In practice, governing AI-generated code is not glamorous and doesn’t require a new platform purchase. It looks like:

Knowing what’s AI-written. You can’t review what you can’t see. Tag it automatically at commit time rather than asking developers to remember in a PR comment.
A real policy, not a memo. Which assistants are approved, what they may touch, what must never be pasted into them. A quarter of teams have nothing here — that’s the easiest gap to close this quarter.
Security review that assumes AI output is guilty until proven innocent. Given a 45% defect rate, treating generated code as trusted-by-default is indefensible. The same SAST, dependency, and secrets scanning you run on human code — run harder, run earlier.
Reviewers who read architecture, not just diffs. The dangerous flaws are now design-level. Approving a 600-line AI patch on vibes is not review; it’s laundering.

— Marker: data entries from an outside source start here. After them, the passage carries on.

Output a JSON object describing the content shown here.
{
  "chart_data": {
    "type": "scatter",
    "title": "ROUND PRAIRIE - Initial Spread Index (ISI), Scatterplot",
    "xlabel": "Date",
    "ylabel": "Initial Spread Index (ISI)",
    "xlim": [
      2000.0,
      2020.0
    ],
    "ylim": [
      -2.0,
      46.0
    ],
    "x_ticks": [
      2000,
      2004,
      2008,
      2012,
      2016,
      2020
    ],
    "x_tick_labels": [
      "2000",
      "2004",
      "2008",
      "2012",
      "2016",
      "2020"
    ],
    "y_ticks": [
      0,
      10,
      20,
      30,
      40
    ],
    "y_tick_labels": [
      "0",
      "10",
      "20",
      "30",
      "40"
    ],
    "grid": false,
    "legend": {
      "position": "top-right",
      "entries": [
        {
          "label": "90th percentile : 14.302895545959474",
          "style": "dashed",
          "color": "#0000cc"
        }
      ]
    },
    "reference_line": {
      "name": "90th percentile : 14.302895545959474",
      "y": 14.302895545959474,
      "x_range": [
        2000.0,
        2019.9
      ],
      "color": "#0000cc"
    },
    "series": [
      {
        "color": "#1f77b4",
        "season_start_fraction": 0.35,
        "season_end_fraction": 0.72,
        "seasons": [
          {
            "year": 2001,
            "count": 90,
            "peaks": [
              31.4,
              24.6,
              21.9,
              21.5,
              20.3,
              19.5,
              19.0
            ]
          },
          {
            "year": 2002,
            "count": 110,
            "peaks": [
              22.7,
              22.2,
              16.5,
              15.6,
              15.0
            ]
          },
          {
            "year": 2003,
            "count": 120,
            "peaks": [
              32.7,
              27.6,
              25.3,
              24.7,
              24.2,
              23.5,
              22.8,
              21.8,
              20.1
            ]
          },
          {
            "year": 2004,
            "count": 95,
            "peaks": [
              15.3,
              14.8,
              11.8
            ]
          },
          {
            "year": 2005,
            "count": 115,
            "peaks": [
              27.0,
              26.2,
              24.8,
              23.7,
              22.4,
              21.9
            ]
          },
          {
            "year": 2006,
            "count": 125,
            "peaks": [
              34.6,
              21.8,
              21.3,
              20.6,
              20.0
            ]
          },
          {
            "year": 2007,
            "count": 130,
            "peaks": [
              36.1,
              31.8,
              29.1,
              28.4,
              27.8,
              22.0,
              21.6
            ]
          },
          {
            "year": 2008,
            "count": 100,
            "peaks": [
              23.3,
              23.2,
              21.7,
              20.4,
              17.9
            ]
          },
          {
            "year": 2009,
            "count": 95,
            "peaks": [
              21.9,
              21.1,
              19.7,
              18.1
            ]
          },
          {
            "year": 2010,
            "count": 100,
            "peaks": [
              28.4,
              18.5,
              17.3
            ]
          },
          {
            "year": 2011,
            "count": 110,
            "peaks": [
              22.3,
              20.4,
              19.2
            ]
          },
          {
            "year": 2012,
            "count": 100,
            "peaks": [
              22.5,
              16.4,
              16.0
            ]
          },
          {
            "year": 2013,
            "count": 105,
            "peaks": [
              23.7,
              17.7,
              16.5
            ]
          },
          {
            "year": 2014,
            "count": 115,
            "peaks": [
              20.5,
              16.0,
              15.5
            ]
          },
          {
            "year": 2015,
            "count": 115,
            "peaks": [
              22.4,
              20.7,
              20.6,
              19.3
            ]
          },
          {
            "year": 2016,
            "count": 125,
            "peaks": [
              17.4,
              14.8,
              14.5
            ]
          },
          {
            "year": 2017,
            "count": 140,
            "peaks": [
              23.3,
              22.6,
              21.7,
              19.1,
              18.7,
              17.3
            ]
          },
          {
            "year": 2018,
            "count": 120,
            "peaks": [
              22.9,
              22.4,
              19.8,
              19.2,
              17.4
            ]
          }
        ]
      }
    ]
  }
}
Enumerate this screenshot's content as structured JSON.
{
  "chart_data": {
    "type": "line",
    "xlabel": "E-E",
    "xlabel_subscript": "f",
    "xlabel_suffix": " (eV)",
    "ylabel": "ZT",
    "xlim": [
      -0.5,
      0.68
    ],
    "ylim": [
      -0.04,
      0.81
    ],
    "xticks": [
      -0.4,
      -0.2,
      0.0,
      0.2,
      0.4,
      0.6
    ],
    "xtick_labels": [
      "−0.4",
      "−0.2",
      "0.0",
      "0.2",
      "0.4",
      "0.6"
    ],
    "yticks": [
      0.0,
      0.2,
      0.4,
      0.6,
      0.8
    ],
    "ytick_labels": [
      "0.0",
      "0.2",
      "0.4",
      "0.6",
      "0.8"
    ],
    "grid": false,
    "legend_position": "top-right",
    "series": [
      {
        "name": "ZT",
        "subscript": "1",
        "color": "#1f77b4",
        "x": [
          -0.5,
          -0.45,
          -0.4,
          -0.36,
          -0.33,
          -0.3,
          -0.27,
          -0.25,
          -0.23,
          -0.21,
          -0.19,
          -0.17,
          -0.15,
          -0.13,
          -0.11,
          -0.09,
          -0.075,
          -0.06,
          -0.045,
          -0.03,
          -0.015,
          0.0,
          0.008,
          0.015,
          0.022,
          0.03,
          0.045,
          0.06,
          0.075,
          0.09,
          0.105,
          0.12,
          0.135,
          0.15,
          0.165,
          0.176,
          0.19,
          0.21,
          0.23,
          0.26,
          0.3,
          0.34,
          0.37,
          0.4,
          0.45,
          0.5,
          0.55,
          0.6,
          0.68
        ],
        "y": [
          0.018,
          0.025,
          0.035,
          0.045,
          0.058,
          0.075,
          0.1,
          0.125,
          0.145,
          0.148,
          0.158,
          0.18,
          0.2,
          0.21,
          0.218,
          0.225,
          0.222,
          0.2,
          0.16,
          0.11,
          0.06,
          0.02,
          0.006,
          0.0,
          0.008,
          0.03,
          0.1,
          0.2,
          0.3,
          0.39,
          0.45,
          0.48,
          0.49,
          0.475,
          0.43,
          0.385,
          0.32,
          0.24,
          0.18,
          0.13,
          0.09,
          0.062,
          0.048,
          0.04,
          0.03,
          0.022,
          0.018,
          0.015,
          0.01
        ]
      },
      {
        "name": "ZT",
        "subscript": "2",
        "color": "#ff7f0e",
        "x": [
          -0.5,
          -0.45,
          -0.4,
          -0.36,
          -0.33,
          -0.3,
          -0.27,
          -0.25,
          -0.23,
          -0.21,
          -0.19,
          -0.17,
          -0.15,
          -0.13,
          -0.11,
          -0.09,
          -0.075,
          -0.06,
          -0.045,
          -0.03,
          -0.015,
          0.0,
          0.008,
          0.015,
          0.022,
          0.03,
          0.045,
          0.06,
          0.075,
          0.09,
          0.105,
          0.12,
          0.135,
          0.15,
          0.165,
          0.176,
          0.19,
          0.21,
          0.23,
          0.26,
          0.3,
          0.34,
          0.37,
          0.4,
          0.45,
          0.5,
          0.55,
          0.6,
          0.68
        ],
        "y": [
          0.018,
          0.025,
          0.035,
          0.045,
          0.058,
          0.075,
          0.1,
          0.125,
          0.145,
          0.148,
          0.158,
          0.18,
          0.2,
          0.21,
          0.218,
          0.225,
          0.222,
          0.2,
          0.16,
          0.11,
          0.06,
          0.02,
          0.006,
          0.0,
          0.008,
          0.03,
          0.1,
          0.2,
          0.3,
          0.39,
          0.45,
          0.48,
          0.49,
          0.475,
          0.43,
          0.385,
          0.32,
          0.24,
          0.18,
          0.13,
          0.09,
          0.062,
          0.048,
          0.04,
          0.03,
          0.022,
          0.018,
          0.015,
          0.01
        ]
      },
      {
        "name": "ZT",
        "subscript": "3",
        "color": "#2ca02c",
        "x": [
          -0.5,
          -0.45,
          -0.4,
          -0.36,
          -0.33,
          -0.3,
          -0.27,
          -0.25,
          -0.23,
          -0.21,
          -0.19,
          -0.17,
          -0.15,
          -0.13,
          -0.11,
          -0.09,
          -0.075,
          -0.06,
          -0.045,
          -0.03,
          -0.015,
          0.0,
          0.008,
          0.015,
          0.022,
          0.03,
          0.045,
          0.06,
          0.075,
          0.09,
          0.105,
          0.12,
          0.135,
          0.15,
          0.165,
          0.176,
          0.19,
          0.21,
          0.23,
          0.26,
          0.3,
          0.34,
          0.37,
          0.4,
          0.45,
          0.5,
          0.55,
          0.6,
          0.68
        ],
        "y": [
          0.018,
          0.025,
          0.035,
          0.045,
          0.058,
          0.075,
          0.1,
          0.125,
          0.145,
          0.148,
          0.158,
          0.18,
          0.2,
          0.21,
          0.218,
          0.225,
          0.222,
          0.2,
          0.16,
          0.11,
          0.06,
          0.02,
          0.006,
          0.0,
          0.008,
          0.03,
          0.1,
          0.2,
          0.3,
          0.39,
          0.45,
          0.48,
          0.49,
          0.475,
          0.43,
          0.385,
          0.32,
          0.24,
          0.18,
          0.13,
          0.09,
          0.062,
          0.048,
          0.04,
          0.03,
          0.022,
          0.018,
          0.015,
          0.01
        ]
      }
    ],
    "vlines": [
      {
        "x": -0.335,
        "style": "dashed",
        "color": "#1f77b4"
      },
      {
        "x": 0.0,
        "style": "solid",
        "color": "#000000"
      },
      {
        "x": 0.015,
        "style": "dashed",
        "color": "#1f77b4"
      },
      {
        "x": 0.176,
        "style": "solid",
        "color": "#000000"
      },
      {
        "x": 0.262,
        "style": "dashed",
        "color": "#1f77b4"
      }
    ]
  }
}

None of this is novel. It is the discipline we already knew we should have, finally made non-optional by the volume.

The actual dividing line

We are going to look back on this period not as the moment AI started writing our software, but as the moment we learned whether we could be trusted to supervise it. The 97% who adopted and the 30% who govern are, increasingly, going to be two different groups of companies with two very different incident logs.

The sovereign engineer owns the outcome. Owning the outcome of code you didn’t type, from a tool that’s wrong almost half the time, is the harder and more honest version of the job. The teams that figure that out won’t be the ones using AI the most. They’ll be the ones reading what it wrote.